Eccoci ritrovati al nostro consueto appuntamento settimanale! (la puntata precedente è qui)
Con oggi concluderemo questa prima parte (mi rendo conto piuttosto noiosa!) sui materiali necessari per svolgere il nostro lavoro. Del resto mi son detta :

Se prima non illustro loro tutti i materiali necessari, come possono iniziare? 
…quindi vi chiedo ancora un po’ di pazienza prima di inoltrarci nella parte manuale vera e propria, scopo del nostro corso, ed intanto colgo l’occasione per ringraziarvi, in quanto siete sempre molto numerosi a seguire i miei articoli.

LAMPADINA INATTINICA ( quella rossa o giallo-verde per intenderci…)

camera oscura

L’unica fonte d’illuminazione consentita in camera oscura a partire dall’inizio della fase di stampa a fissaggio avvenuto!Si tratta di una luce a lunghezze d’onda tali da non  impressionare l’emulsione sensibile delle carte da stampa. (non comprate le lampade colorate ma quelle apposite, poi spiegheremo come provarle prima di rovinare tutto il lavoro n.d.r.)

ingranditore

INGRANDITORE
L’ingranditore è lo strumento che ci consente di ottenere la fotografia.

Semplificando, ecco cosa succede: si prende un negativo e si utilizza un obiettivo per proiettare la sua immagine su una superficie sensibile alla luce, cioè la carta da stampa; la carta viene esposta all’immagine per una durata atta a produrre, durante lo sviluppo, una fotografia dai valori tonali più o meno esatti.

I principali componenti di un ingranditore, molto in sintesi, sono:

  • il sistema d’illuminazione che consiste della sorgente luminosa e dei dispositivi per dirigere un fascio di luce uniforme sul negativo;
  • un porta-negativo per tenere la pellicola ben distesa sotto il sistema d’illuminazione;
  • l’obiettivo che proietta l’immagine del negativo sulla carta ( un appunto: garantitevi sempre che sia di buona qualità; vale lo stesso discorso delle fotocamere: un eccellente obiettivo montato su di un corpo macchina non altrettanto eccellente, garantirà sicuramente risultati migliori rispetto ad un obiettivo scadente montato su di un corpo macchina eccellente…)
  • un dispositivo per una nitida messa a fuoco ai diversi gradi d’ingrandimento;
  • una superficie, solitamente un basamento in legno, per mantenere la carta alla giusta distanza dall’obiettivo e parallela al piano del negativo;
  • un dispositivo per regolare la distanza tra il basamento e l’obiettivo secondo il grado d’ingrandimento richiesto.

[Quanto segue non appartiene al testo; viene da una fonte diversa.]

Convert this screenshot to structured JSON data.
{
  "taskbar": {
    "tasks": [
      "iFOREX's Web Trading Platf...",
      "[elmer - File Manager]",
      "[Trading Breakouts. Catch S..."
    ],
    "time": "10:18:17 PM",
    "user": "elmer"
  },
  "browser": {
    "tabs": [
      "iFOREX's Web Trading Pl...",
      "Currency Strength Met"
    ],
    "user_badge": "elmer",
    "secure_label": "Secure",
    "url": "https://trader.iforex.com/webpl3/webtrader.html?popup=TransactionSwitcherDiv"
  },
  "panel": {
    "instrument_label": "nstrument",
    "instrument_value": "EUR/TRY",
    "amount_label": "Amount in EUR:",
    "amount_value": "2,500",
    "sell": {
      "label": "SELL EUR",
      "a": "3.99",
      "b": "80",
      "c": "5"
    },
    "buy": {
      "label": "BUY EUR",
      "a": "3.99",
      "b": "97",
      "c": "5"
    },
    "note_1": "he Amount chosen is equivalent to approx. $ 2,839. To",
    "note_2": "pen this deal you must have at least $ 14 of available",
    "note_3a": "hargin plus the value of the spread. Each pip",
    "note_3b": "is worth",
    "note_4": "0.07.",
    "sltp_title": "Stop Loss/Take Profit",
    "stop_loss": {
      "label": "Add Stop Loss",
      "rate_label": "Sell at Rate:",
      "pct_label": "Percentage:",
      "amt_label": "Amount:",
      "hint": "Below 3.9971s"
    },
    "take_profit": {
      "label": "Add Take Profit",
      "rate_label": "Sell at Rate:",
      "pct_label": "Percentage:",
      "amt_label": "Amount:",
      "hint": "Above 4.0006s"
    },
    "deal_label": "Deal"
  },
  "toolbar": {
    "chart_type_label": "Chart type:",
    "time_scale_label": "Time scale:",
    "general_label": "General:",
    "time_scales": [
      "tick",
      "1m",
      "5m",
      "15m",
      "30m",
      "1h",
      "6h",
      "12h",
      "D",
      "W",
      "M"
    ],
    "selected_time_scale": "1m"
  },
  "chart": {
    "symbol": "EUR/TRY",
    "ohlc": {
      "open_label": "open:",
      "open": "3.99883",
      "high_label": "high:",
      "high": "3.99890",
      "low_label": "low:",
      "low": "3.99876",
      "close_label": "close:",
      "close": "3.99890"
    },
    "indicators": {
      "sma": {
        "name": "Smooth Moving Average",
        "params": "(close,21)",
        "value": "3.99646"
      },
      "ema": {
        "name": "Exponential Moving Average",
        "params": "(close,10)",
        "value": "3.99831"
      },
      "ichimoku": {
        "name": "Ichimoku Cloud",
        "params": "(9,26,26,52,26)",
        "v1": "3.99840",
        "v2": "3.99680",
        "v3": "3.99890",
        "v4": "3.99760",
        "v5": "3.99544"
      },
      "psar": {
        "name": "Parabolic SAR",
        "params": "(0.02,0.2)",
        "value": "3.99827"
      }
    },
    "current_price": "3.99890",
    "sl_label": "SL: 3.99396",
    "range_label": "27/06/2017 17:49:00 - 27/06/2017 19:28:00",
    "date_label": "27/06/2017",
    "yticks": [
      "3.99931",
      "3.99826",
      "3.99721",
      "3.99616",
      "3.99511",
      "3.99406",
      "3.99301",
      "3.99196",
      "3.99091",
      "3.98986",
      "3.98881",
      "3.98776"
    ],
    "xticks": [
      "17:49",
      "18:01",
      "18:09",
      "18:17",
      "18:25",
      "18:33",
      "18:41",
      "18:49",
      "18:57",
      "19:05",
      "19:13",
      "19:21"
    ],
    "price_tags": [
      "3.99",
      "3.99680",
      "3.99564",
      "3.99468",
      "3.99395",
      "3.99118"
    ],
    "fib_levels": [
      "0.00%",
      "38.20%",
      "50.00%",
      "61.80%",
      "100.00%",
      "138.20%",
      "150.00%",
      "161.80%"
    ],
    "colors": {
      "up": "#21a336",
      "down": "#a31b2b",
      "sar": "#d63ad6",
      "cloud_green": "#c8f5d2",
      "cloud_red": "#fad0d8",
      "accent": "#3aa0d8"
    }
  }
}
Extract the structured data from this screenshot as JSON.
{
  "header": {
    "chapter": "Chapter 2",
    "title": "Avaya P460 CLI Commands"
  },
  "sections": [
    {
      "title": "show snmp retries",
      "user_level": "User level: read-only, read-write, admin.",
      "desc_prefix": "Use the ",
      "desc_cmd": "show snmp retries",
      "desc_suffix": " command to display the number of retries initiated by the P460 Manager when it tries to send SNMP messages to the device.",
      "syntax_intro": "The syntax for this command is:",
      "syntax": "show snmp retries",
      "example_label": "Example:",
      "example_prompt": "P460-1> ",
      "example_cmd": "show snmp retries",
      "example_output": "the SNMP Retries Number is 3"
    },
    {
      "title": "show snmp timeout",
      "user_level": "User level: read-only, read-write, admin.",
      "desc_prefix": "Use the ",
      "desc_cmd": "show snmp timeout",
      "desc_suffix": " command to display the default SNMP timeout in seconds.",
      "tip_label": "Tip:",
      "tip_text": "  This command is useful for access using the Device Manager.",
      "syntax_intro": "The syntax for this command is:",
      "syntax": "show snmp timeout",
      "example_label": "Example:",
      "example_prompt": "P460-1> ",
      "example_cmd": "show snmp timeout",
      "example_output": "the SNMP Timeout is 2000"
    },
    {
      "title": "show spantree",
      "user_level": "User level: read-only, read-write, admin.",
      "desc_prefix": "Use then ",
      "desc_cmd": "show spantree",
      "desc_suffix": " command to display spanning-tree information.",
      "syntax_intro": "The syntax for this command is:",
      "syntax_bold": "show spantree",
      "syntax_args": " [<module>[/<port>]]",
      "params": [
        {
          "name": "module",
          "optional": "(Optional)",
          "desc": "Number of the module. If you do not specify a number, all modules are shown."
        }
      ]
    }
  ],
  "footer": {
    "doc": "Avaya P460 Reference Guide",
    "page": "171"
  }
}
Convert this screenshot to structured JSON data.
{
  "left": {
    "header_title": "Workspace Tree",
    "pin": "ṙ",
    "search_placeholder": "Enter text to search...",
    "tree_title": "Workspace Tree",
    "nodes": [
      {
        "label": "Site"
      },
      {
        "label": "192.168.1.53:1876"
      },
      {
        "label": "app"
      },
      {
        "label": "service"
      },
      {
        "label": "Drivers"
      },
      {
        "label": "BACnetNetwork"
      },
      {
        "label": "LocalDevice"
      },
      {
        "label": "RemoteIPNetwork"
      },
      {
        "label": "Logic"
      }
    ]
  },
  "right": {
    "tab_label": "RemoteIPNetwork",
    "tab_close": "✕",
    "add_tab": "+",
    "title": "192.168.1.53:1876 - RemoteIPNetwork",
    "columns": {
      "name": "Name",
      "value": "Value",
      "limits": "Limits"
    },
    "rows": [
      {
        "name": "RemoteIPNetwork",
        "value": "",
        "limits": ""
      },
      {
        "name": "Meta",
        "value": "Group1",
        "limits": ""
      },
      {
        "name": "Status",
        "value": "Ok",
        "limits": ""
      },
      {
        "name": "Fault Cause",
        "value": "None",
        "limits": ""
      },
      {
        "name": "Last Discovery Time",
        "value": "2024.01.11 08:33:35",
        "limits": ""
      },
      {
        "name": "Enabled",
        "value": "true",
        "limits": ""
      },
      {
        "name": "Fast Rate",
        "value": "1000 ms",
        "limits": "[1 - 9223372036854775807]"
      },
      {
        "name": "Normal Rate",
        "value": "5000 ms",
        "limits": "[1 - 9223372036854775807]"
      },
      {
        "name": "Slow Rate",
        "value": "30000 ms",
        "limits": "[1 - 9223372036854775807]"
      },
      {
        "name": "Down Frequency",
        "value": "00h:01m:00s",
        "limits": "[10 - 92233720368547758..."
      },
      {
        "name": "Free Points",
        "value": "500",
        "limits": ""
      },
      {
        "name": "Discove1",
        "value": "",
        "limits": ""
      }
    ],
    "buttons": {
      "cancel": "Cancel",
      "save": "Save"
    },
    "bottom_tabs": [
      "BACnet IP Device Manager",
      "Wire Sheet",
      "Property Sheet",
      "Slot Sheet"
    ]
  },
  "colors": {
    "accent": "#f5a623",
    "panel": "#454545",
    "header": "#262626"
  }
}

In base al sistema d’illuminazione, si suole classificare gli ingranditori in INGRANDITORI A LUCE DIFFUSA ed INGRANDITORI A LUCE CONDENSATA.
Ognuno dei due tipi presenta, come ogni strumento, vantaggi e svantaggi.
Senza addentrarci nei dettagli, sappiate che gli ingranditori a luce diffusa danno un minor contrasto e tratti più morbidi, invece gli ingranditori a luce condensata garantiscono un maggior contrasto ed una maggiore nitidezza, ma rivelano anche tutte le imperfezioni presenti sul negativo come macchie di calcare, polvere, graffi…
Io personalmente preferisco di gran lunga gli ingranditori a luce condensata.La vostra scelta dovrà ricadere, oltre ovviamente al gusto personale, sul genere di foto che pensate di scattare: per ritratti, potrebbe rivelarsi buono un ingranditore a luce diffusa ( per la gioia di fidanzate, mamme, nonne!…attenua difetti e rughe!), per fotografie di architettura meglio un ingranditore a luce condensata.
Attualmente, sul mercato dell’usato, è possibile reperire buoni ingranditori a prezzi abbordabili.

CARTE DA STAMPA
Il vasto assortimento proposto dal mercato (on-line) consente veramente ogni tipo di sperimentazione! E ribadisco: SPERIMENTATE, SPERIMENTATE, SPERIMENTATE!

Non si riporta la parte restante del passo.